L'urgence est de mise car les Néo-Zélandais vont débuter leur prochaine saison par deux tests sur le sol des champions du monde sud-africains les 6 et 13 août.

Non seulement la Nouvelle-Zélande est désormais tombée à la quatrième place au classement mondial, indigne de son statut de nation-phare du rugby et une première depuis son instauration par World Rugby en 2003, mais elle ne fait plus peur.

En novembre, lors d'une tournée en Europe, elle avait ainsi été défaite coup sur coup par l'Irlande (29-20), déjà, puis la France (40-25).

Lors de leurs cinq dernières sorties, les All Blacks n'ont gagné qu'une fois, lors du premier test-match contre le XV du Trèfle (42-19) le 2 juillet à Auckland.

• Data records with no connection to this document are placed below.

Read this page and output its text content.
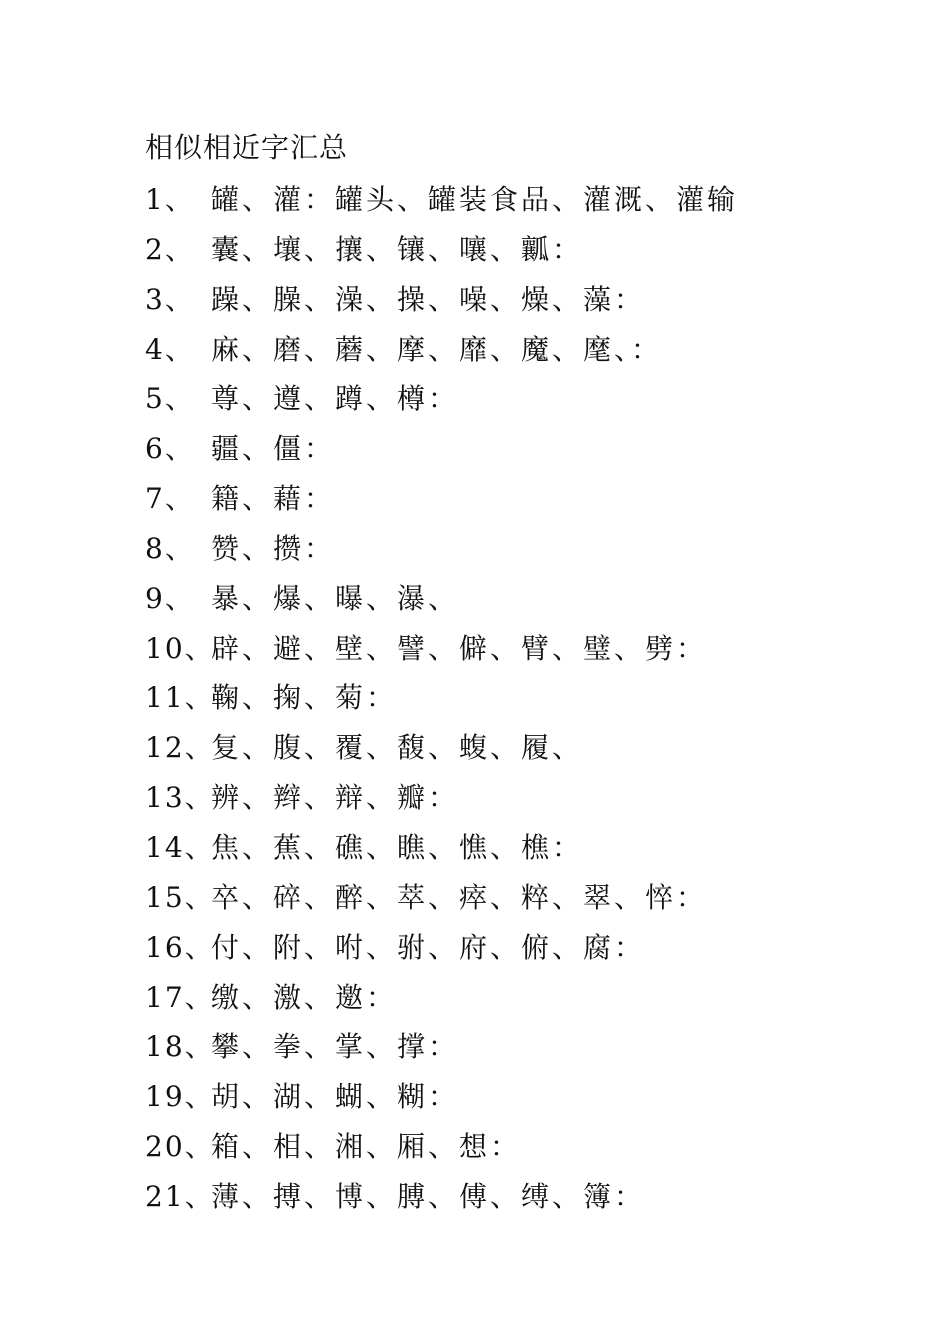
相似相近字汇总
1、 罐、灌：罐头、罐装食品、灌溉、灌输
2、 囊、壤、攘、镶、嚷、瓤：
3、 躁、臊、澡、操、噪、燥、藻：
4、 麻、磨、蘑、摩、靡、魔、麾、：
5、 尊、遵、蹲、樽：
6、 疆、僵：
7、 籍、藉：
8、 赞、攒：
9、 暴、爆、曝、瀑、
10、
辟、避、壁、譬、僻、臂、璧、劈：
11、
鞠、掬、菊：
12、
复、腹、覆、馥、蝮、履、
13、
辨、辫、辩、瓣：
14、
焦、蕉、礁、瞧、憔、樵：
15、
卒、碎、醉、萃、瘁、粹、翠、悴：
16、
付、附、咐、驸、府、俯、腐：
17、
缴、激、邀：
18、
攀、拳、掌、撑：
19、
胡、湖、蝴、糊：
20、
箱、相、湘、厢、想：
21、
薄、搏、博、膊、傅、缚、簿：
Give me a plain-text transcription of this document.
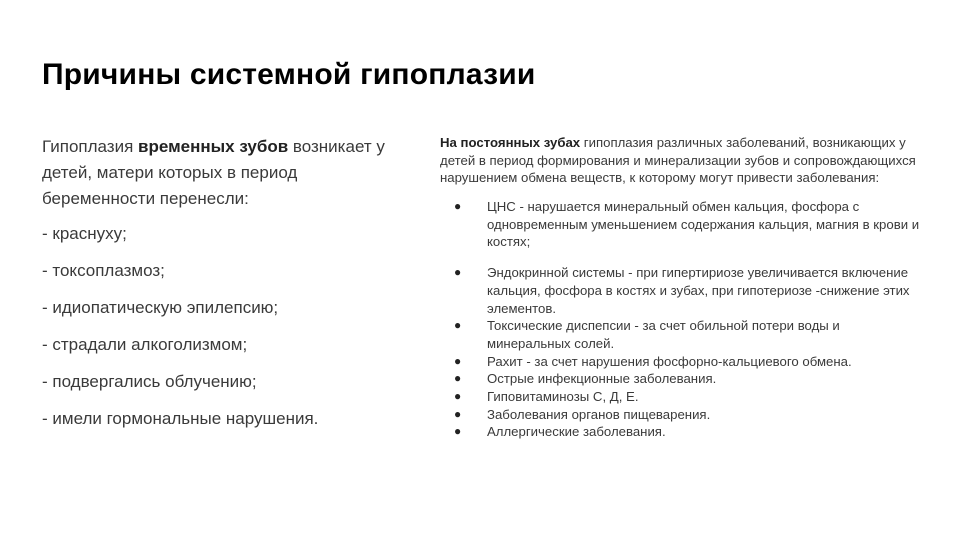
Причины системной гипоплазии

Гипоплазия временных зубов возникает у детей, матери которых в период беременности перенесли:

- краснуху;

- токсоплазмоз;

- идиопатическую эпилепсию;

- страдали алкоголизмом;

- подвергались облучению;

- имели гормональные нарушения.

На постоянных зубах гипоплазия различных заболеваний, возникающих у детей в период формирования и минерализации зубов и сопровождающихся нарушением обмена веществ, к которому могут привести заболевания:

● ЦНС - нарушается минеральный обмен кальция, фосфора с одновременным уменьшением содержания кальция, магния в крови и костях;
● Эндокринной системы - при гипертириозе увеличивается включение кальция, фосфора в костях и зубах, при гипотериозе -снижение этих элементов.
● Токсические диспепсии - за счет обильной потери воды и минеральных солей.
● Рахит - за счет нарушения фосфорно-кальциевого обмена.
● Острые инфекционные заболевания.
● Гиповитаминозы С, Д, Е.
● Заболевания органов пищеварения.
● Аллергические заболевания.
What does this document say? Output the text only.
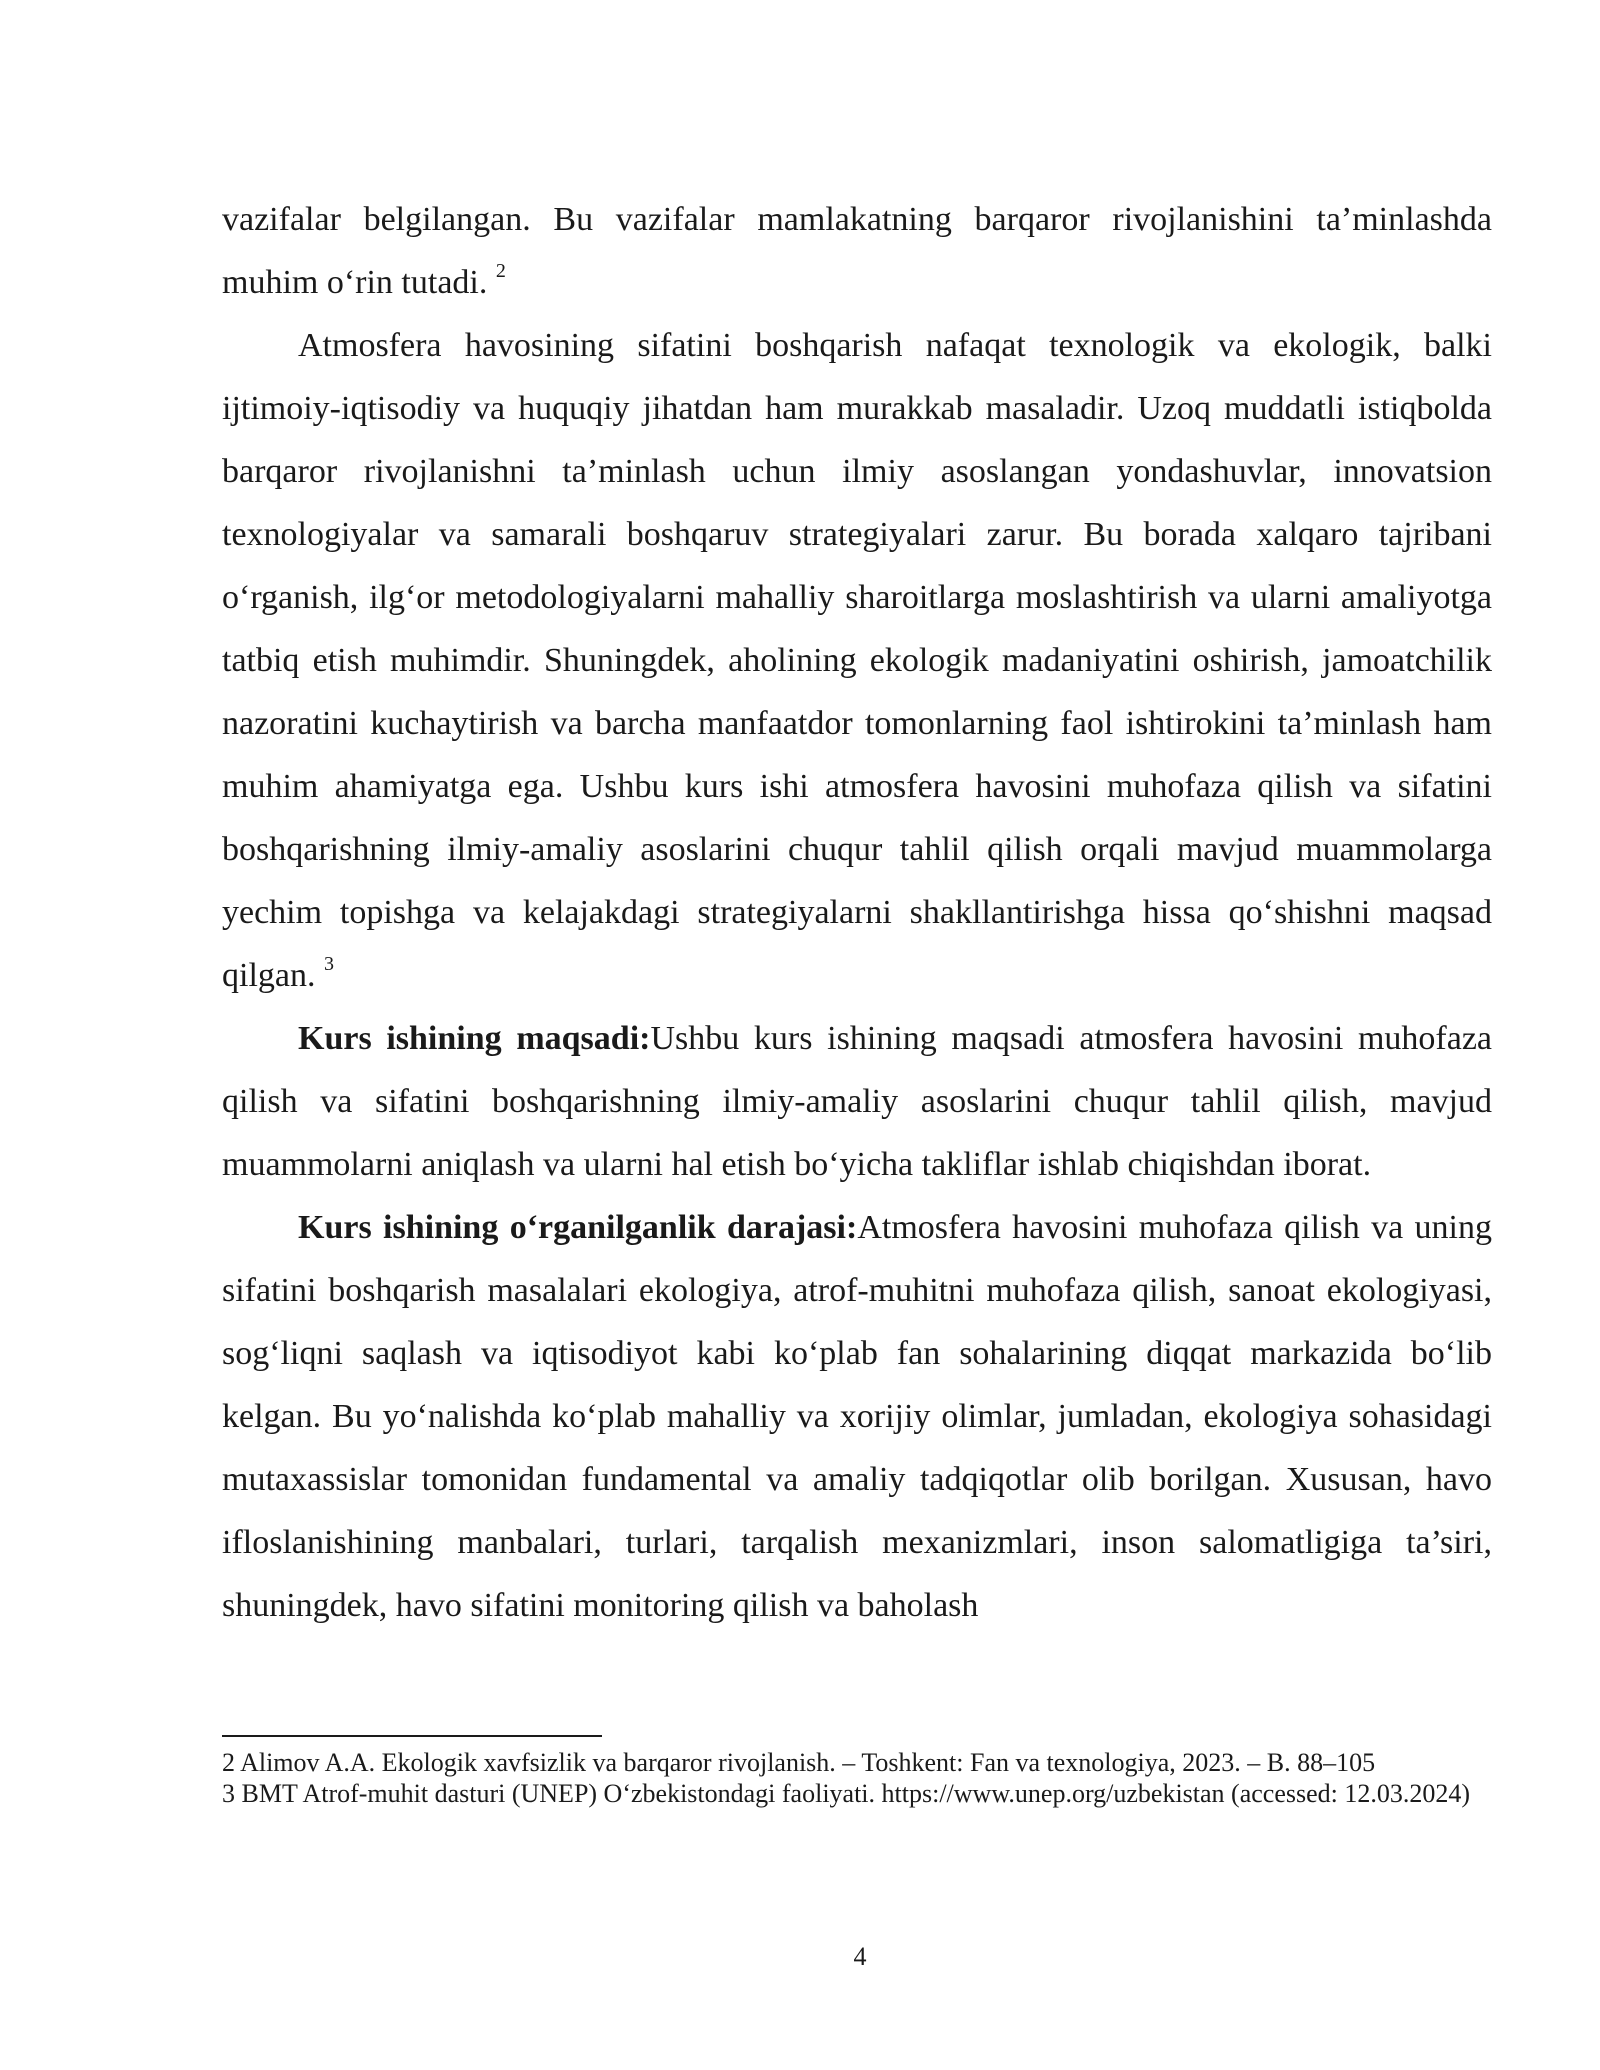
vazifalar belgilangan. Bu vazifalar mamlakatning barqaror rivojlanishini ta’minlashda muhim o‘rin tutadi. $^2$

Atmosfera havosining sifatini boshqarish nafaqat texnologik va ekologik, balki ijtimoiy-iqtisodiy va huquqiy jihatdan ham murakkab masaladir. Uzoq muddatli istiqbolda barqaror rivojlanishni ta’minlash uchun ilmiy asoslangan yondashuvlar, innovatsion texnologiyalar va samarali boshqaruv strategiyalari zarur. Bu borada xalqaro tajribani o‘rganish, ilg‘or metodologiyalarni mahalliy sharoitlarga moslashtirish va ularni amaliyotga tatbiq etish muhimdir. Shuningdek, aholining ekologik madaniyatini oshirish, jamoatchilik nazoratini kuchaytirish va barcha manfaatdor tomonlarning faol ishtirokini ta’minlash ham muhim ahamiyatga ega. Ushbu kurs ishi atmosfera havosini muhofaza qilish va sifatini boshqarishning ilmiy-amaliy asoslarini chuqur tahlil qilish orqali mavjud muammolarga yechim topishga va kelajakdagi strategiyalarni shakllantirishga hissa qo‘shishni maqsad qilgan. $^3$

Kurs ishining maqsadi:Ushbu kurs ishining maqsadi atmosfera havosini muhofaza qilish va sifatini boshqarishning ilmiy-amaliy asoslarini chuqur tahlil qilish, mavjud muammolarni aniqlash va ularni hal etish bo‘yicha takliflar ishlab chiqishdan iborat.

Kurs ishining o‘rganilganlik darajasi:Atmosfera havosini muhofaza qilish va uning sifatini boshqarish masalalari ekologiya, atrof-muhitni muhofaza qilish, sanoat ekologiyasi, sog‘liqni saqlash va iqtisodiyot kabi ko‘plab fan sohalarining diqqat markazida bo‘lib kelgan. Bu yo‘nalishda ko‘plab mahalliy va xorijiy olimlar, jumladan, ekologiya sohasidagi mutaxassislar tomonidan fundamental va amaliy tadqiqotlar olib borilgan. Xususan, havo ifloslanishining manbalari, turlari, tarqalish mexanizmlari, inson salomatligiga ta’siri, shuningdek, havo sifatini monitoring qilish va baholash

2 Alimov A.A. Ekologik xavfsizlik va barqaror rivojlanish. – Toshkent: Fan va texnologiya, 2023. – B. 88–105

3 BMT Atrof-muhit dasturi (UNEP) O‘zbekistondagi faoliyati. https://www.unep.org/uzbekistan (accessed: 12.03.2024)

4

C'était en l'absence de Foster, touché par le Covid-19, et qui avait confié l’intérim à l'ancien sélectionneur de l'Irlande, Joe Schmidt.

Samedi après le match, Foster a refusé d'évoquer son avenir. "Je ne suis ici que pour parler du match", avait-il dit.

Plus tôt dimanche, une conférence de presse du sélectionneur néo-zélandais a été annulée sans explication. Le technicien de 57 ans devra probablement s'expliquer dans les prochains jours devant le conseil d'administration de la Fédération.

Une pétition circule déjà sur le site change.org. Ses signataires demandent à ce qu'il soit remplacé par Scott Robertson, l'entraîneur des Crusaders, lauréats du Super Rugby.